Sin embargo, dice en su propia autobiografía, que la clase que cambió el rumbo de su vida fue “Hidráulica Agrícola y Sanitaria”, impartida por Alfredo Durand-Claye. Ahí comprendió la importancia de los bosques en las aguas de todas la tierras aledañas, desde ríos hasta aguas subterráneas, y cómo ese círculo es indispensable para la vida humana y todas sus actividades de subsistencia: desde la agricultura hasta la industria.

El buen Miguel Ángel se dio un tiempo para trabajar en los cimientos de la Torre Eiffel, comprobando que siempre hay mexicanos metidos en todo, luego se regresó a México en 1888. Tenía 26 años y nunca había adoptado la nacionalidad francesa, según el mismo manifiesta, por su amor por este país.

En fin, su llegada en pleno porfiriato fue conveniente, dada la francofilia de Porfirio Díaz, así que pronto le dieron la chamba de jefe del Departamento Forestal de la Secretaría de Agricultura. Su llegada no fue precisamente para ir con los tiempos: en aquel entonces bajo la bandera de la modernidad no había problema en arrasar bosques, extraer carbón, alterar estructuras agrarias de los pueblos, etcétera.

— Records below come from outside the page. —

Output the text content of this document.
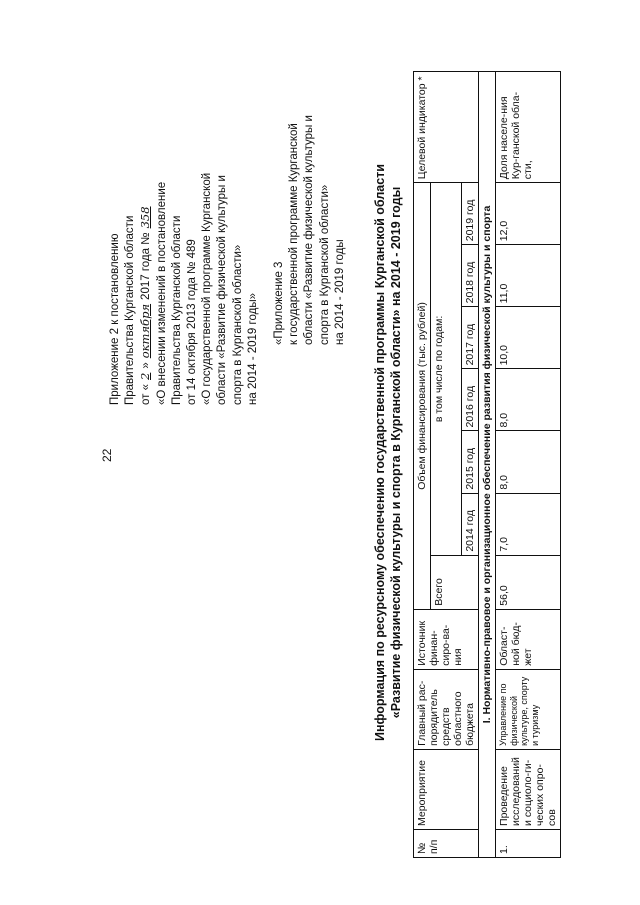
22
Приложение 2 к постановлению Правительства Курганской области от «2»октября2017 года №358 «О внесении изменений в постановление Правительства Курганской области от 14 октября 2013 года № 489 «О государственной программе Курганской области «Развитие физической культуры и спорта в Курганской области» на 2014 - 2019 годы» «Приложение 3 к государственной программе Курганской области «Развитие физической культуры и спорта в Курганской области» на 2014 - 2019 годы Информация по ресурсному обеспечению государственной программы Курганской области «Развитие физической культуры и спорта в Курганской области» на 2014 - 2019 годы
№ п/п	Мероприятие	Главный рас-порядитель средств областного бюджета	Источник финан-сиро-ва-ния	Объем финансирования (тыс. рублей)							Целевой индикатор *
				Всего	в том числе по годам:						
					2014 год	2015 год	2016 год	2017 год	2018 год	2019 год	
I. Нормативно-правовое и организационное обеспечение развития физической культуры и спорта											
1.	Проведение исследований и социоло-ги-ческих опро-сов	Управление по физической культуре, спорту и туризму	Област-ной бюд-жет	56,0	7,0	8,0	8,0	10,0	11,0	12,0	Доля населе-ния Кур-ганской обла-сти,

Desde el principio De Quevedo se dedicó a promover la conservación de los bosques y a la conservación de la cuenca hidrológica del Valle de México. Se dice que gracias a su trabajo, la hoy CDMX aumentó en 800% su área dedicada a parques. 

También durante el porfiriato, concibió una de sus obras más famosas (pero no la más importante): la creación de los Viveros de Coyoacán, para lo cual convenció al secretario de Hacienda de la época, el empresario José Yves Limantour en trabajar en conjunto. En lo que fuera el rancho Panzacola, se fundaron los Viveros, con una extensión de 39 hectáreas. El vivero se orientaba a producir directamente especies forestales como el ahuehuete, cedro blanco, fresno, jacaranda, pino chino, pino blanco, pino piñonero y trueno común, algunos de los cuales se supone era los favoritos de Miguel Ángel de Quevedo. Ya muchos años y una Revolución después, el presidente Lázaro Cárdenas declaró esta área como Parque Nacional.

Igualmente, trabajó en el sistema de desagüe de la Ciudad de México, y concibió lo que sería el Gran Canal del desagüe, que contribuyó a prevenir gran parte de las inundaciones que seguían azotando a la ciudad. En efecto, el problema de hoy sería mucho más serio sin estas obras. Lo que ya no pudo evitar fue la desaparición de los lagos aledaños a la ciudad, que desaparecieron desgraciadamente, así como un mejor manejo de la hidrografía local. Hoy la mayoría de los ríos en la capital del país están entubados, o son focos de infección y mal manejo.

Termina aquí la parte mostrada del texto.